Gayb’ı herkes kendi meşrebince yorumlamakta ve anlatmaktadır. Bilirsiniz malum hikayeyi. Hintli Mihrace’nin körlerine fili tesvir ettirmesi gibi birşey. Her kişi dokunduğu algıladığı kadarı kadar, yine bu sınırları içinde bir tanımlamak yapmaktadır. Bütünü tanımlayamamaktadır. Esas olan Bütünün tanımlanması olmalıdır.

Büyük Din Alimleri’nin ve Ulemaların da ayni yolu izlediklerini görüyoruz. Şimdi ben de sizlere kendimce gaybı anlatmaya çalışacağım.

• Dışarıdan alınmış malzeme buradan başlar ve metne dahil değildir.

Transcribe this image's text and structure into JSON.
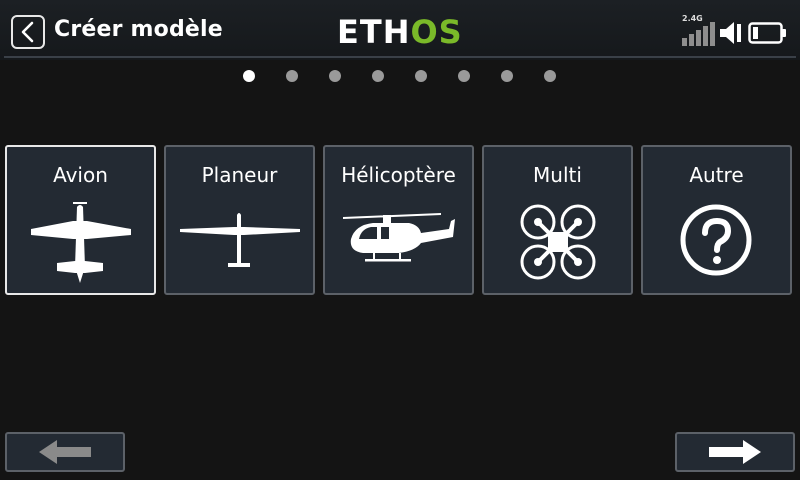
{
  "header": {
    "title": "Créer modèle",
    "logo_left": "ETH",
    "logo_right": "OS",
    "band_label": "2.4G",
    "icons": [
      "chevron-left-icon",
      "signal-icon",
      "speaker-icon",
      "battery-icon"
    ]
  },
  "pagination": {
    "total": 8,
    "active": 0
  },
  "model_types": [
    {
      "label": "Avion",
      "icon": "airplane-icon",
      "selected": true
    },
    {
      "label": "Planeur",
      "icon": "glider-icon",
      "selected": false
    },
    {
      "label": "Hélicoptère",
      "icon": "helicopter-icon",
      "selected": false
    },
    {
      "label": "Multi",
      "icon": "multirotor-icon",
      "selected": false
    },
    {
      "label": "Autre",
      "icon": "question-icon",
      "selected": false
    }
  ],
  "footer": {
    "prev_icon": "arrow-left-icon",
    "next_icon": "arrow-right-icon"
  },
  "colors": {
    "background": "#141414",
    "tile": "#232a33",
    "tile_border": "#5c6168",
    "selected_border": "#e8e8e8",
    "logo_accent": "#7ab929",
    "disabled_arrow": "#8a8a8a"
  }
}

Ancak bilinen kaynakların değerlendirilmesi ile olacak bu açıklama.

Gaybın açıklamasına önce sözlük anlamı ile başlıyalım:

- Gayb, hazır olmayan şey; gizli olan; görülmeyen.
- Göz önünde olmayan şey; hal ve keyfiyet.

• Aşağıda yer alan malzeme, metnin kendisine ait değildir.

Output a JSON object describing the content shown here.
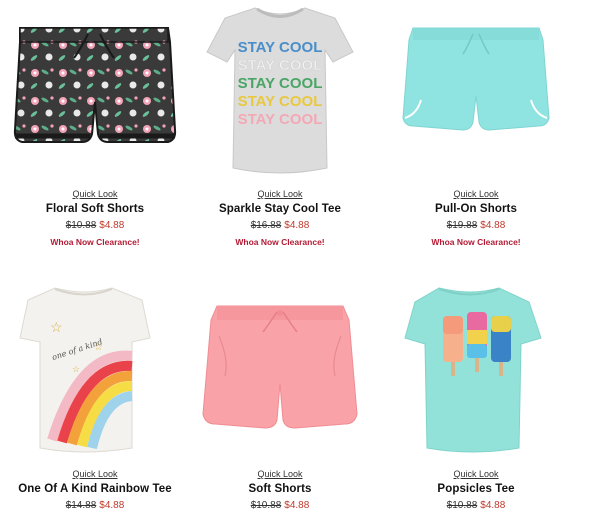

Dini ve uhrevi boyutundaki anlamına bakacak olursak; gayb kelimesinin ufku ve sınırları çok genişliyor. Hatta sonsuzlaşıyor.

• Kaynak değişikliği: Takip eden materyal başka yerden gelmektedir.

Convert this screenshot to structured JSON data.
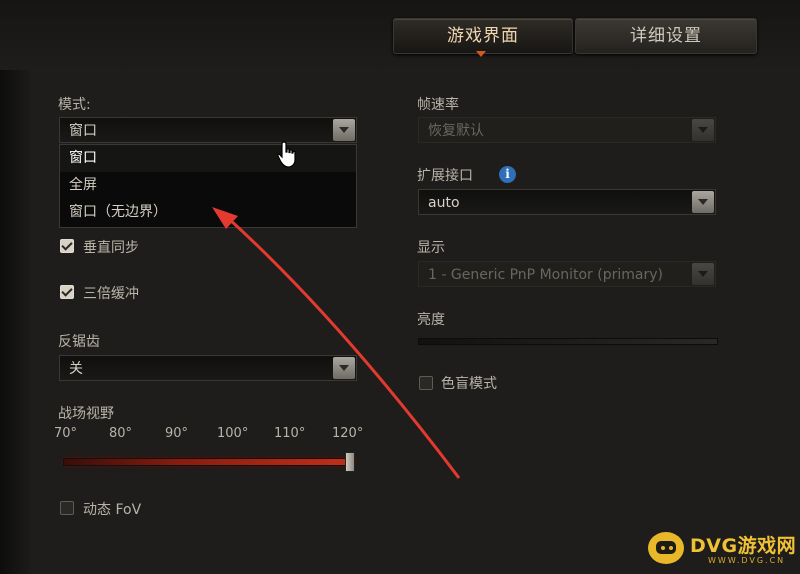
{
  "tabs": [
    {
      "label": "游戏界面",
      "active": true
    },
    {
      "label": "详细设置",
      "active": false
    }
  ],
  "left": {
    "mode": {
      "label": "模式:",
      "value": "窗口",
      "options": [
        "窗口",
        "全屏",
        "窗口（无边界）"
      ]
    },
    "vsync": {
      "label": "垂直同步",
      "checked": true
    },
    "triple_buffer": {
      "label": "三倍缓冲",
      "checked": true
    },
    "anti_aliasing": {
      "label": "反锯齿",
      "value": "关"
    },
    "fov": {
      "label": "战场视野",
      "ticks": [
        "70°",
        "80°",
        "90°",
        "100°",
        "110°",
        "120°"
      ],
      "value_fraction": 1.0
    },
    "dynamic_fov": {
      "label": "动态 FoV",
      "checked": false
    }
  },
  "right": {
    "frame_rate": {
      "label": "帧速率",
      "value": "恢复默认",
      "disabled": true
    },
    "extended_interface": {
      "label": "扩展接口",
      "value": "auto",
      "info_icon": "info-icon"
    },
    "display": {
      "label": "显示",
      "value": "1 - Generic PnP Monitor (primary)",
      "disabled": true
    },
    "brightness": {
      "label": "亮度"
    },
    "colorblind": {
      "label": "色盲模式",
      "checked": false
    }
  },
  "watermark": {
    "title": "DVG游戏网",
    "url": "WWW.DVG.CN"
  },
  "colors": {
    "accent": "#d2581d",
    "arrow": "#e23a2f",
    "slider": "#c23018"
  }
}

Din Bilginleri, Ulemalar konuyu enine boyuna yüzyıllarca incelemiş ve irdelemiş ve bazı sonuçlara ulaşılmıştır. Gayb konusu her devirde ve her düzeyde, insanların ilgisini çekmiş, insan düşüncesini meşgul etmiştir.

Bu konuda yaygın ve yerleşmiş kanaatler, hükümler nesiller boyunca, günümüze kadar hükmünü sürdürmüştür. Mesela;

- Alem-i Gayb: Gözle görülmez şeyler alemi; ahiret.
- Alim-i Gayb veya Alim Ül Gayb: Görünmez şeylerin bilgini, görünmez şeyleri bilen. Kim? Yüce Allah.
- Hazine-i Gayb: Allah’ın nimetlerinin gözle görünmeyen hazinesi, zenginlikleri.

Kuran-ı Kerim Hükümleri’ne bakarsak bu konuda en temel ve kutsal kaynaktır. Yaptığımız incelemede, kırk küsur sürede, gayb konusu anlatılıyor. Ayrıca ayet bazında da bu konu 50 küsur ayette yer alıyor.

Bu inceleme kelimeye farkı önem ve anlamlar yüklemesi yapıldığını gösteriyor. Önemli bir kelime ve önemli bir kavram olduğu pekiştiriliyor. Sürekli insanoğlu uyarılıyor. Anlıyoruz ki gayb, insanın sırrıdır; özelliğidir. Allah’tan başka hiçbir kul, bu sırra, bu bilgiye ortak olamaz, olmaması gerekir.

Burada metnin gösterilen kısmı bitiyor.